Advertising dollars and vote share relationship, 2000-2012

An interesting phenomenon was that Democrats tended to win a greater percentage of the vote in states where they spent more money, while Republicans saw a decrease in vote share on average when spending more money. This is probably not the right conclusion to draw from this model. Republicans do not do well electorally in states with bigger media markets like New York and California, but they nevertheless end up spending more in these places regardless, which contributes to the trend. There was also a good deal of variance in terms of how close these two variables were related, making me think that there are other factors at play, or that advertising money is probably not the best metric for measuring electoral success when examining it by itself. Another important point is that the spending values are all on the same scale, that being total dollars spent, but this biases the value in favor of bigger states. Yes it is true that it costs more money to buy an ad in a swing state like Ohio as compared to neighboring West Virginia, but the bigger driver for increased costs in certain states across the board is likely that some states just have more expensive media markets.

Advertising spending in 2020

As stated above, the model is not entirely useful because it can lead to category errors where one candidate ends up with greater than 100% or less than 0% of the vote.

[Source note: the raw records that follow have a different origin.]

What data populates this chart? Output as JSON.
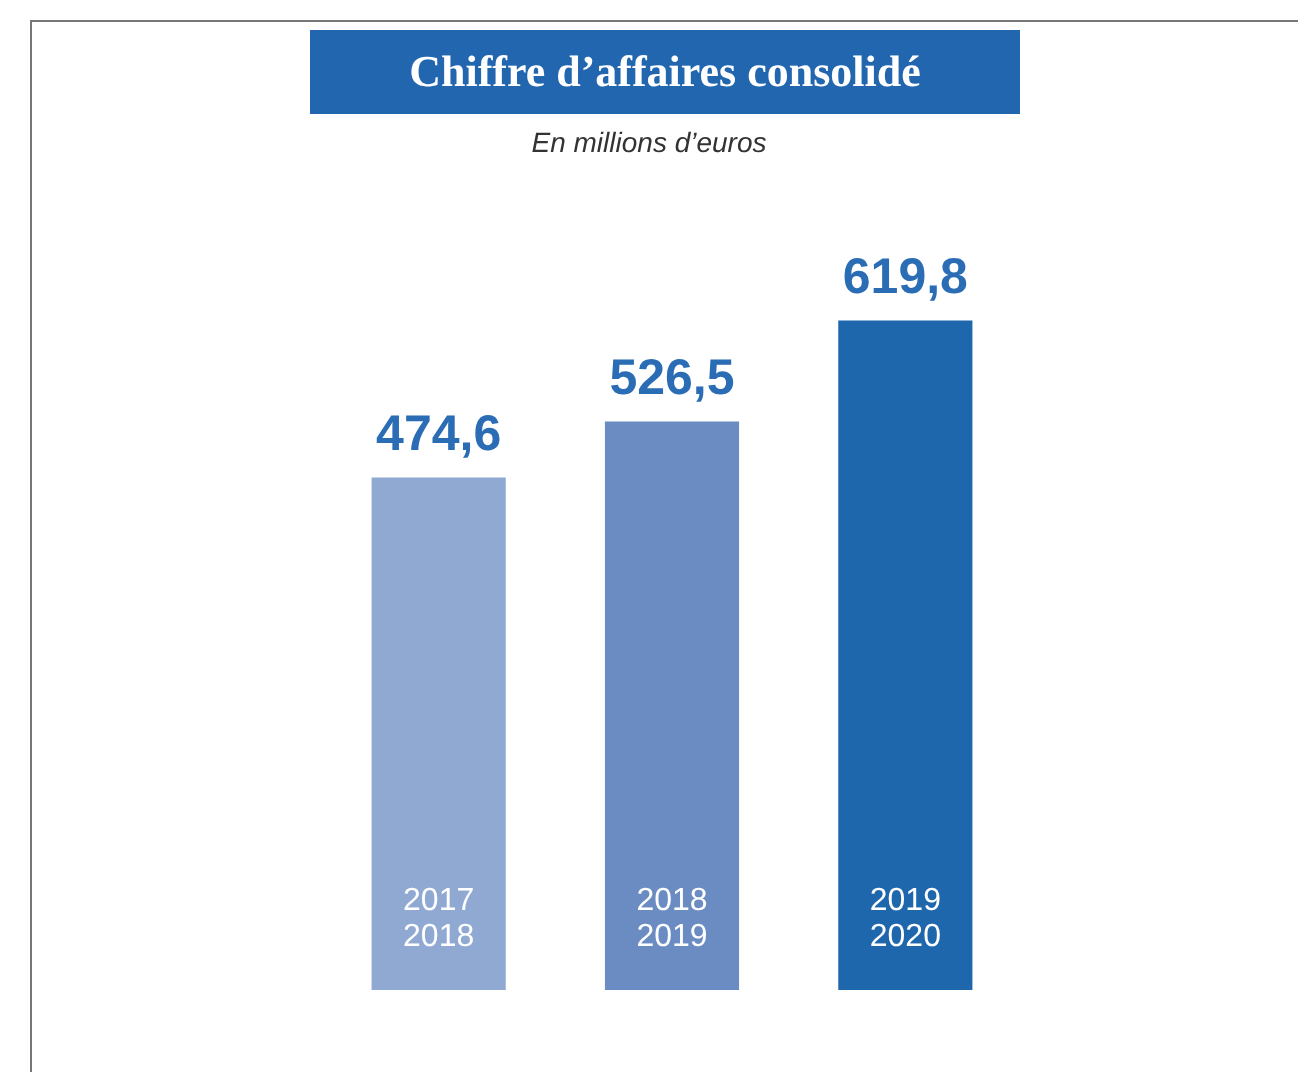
{
  "chart_data": {
    "type": "bar",
    "title": "Chiffre d’affaires consolidé",
    "subtitle": "En millions d’euros",
    "categories": [
      "2017\n2018",
      "2018\n2019",
      "2019\n2020"
    ],
    "values": [
      474.6,
      526.5,
      619.8
    ],
    "colors": [
      "#8fa9d2",
      "#6b8cc2",
      "#1f67ad"
    ],
    "value_labels": [
      "474,6",
      "526,5",
      "619,8"
    ],
    "legend": false,
    "tick_labels": false
  }
}
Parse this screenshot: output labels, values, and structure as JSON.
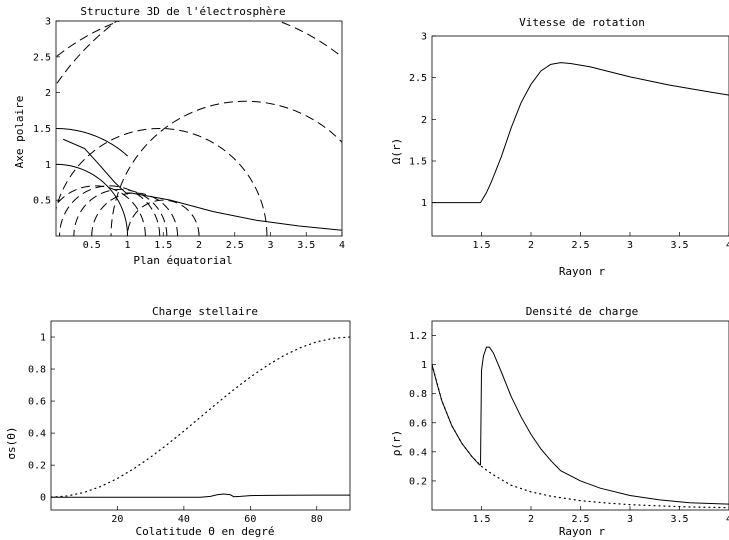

Nevertheless, this is an important result to explore, particularly for swing states, which overwhelmingly go to Biden in this model. It is possible that the analysis was flawed from the start, as in order to get the right data, I had to assume that each ad cost the same amount of money in order to get the total ad spending for each candidate, which may not have been an appropriate assumption. I also assumed that the states for which there was no data, Kansas, Delaware, New Jersey, Rhode Island, and Washington D.C., would go to the candidate that is overwhelmingly favored in each of the states, which is a fair assumption.

The bigger issue is that many states that are highly unlikely to change parties are expected to with this mode, such as Alabama & Indiana going to Biden and Massachusetts and Washington going to Trump, which seem unlikely. In the end, I probably could have set up the model different to achieve a different result, but it is hard to believe that ad spending is all that valuable of an indicator when used by itself.

Probabilistic model

Using a probabilistic model, I drew from 10,000 samples of potential polling results for both Biden and Trump in the crucial swing states of Michigan and Wisconsin. Both models see Biden winning with a comfortable margin, with his margin of victory hovering around 5% in Wisconsin and 6% in Michigan. This process could be flawed because the variance of the distribution is very small, but even as a point estimate, there is some value in this exercise.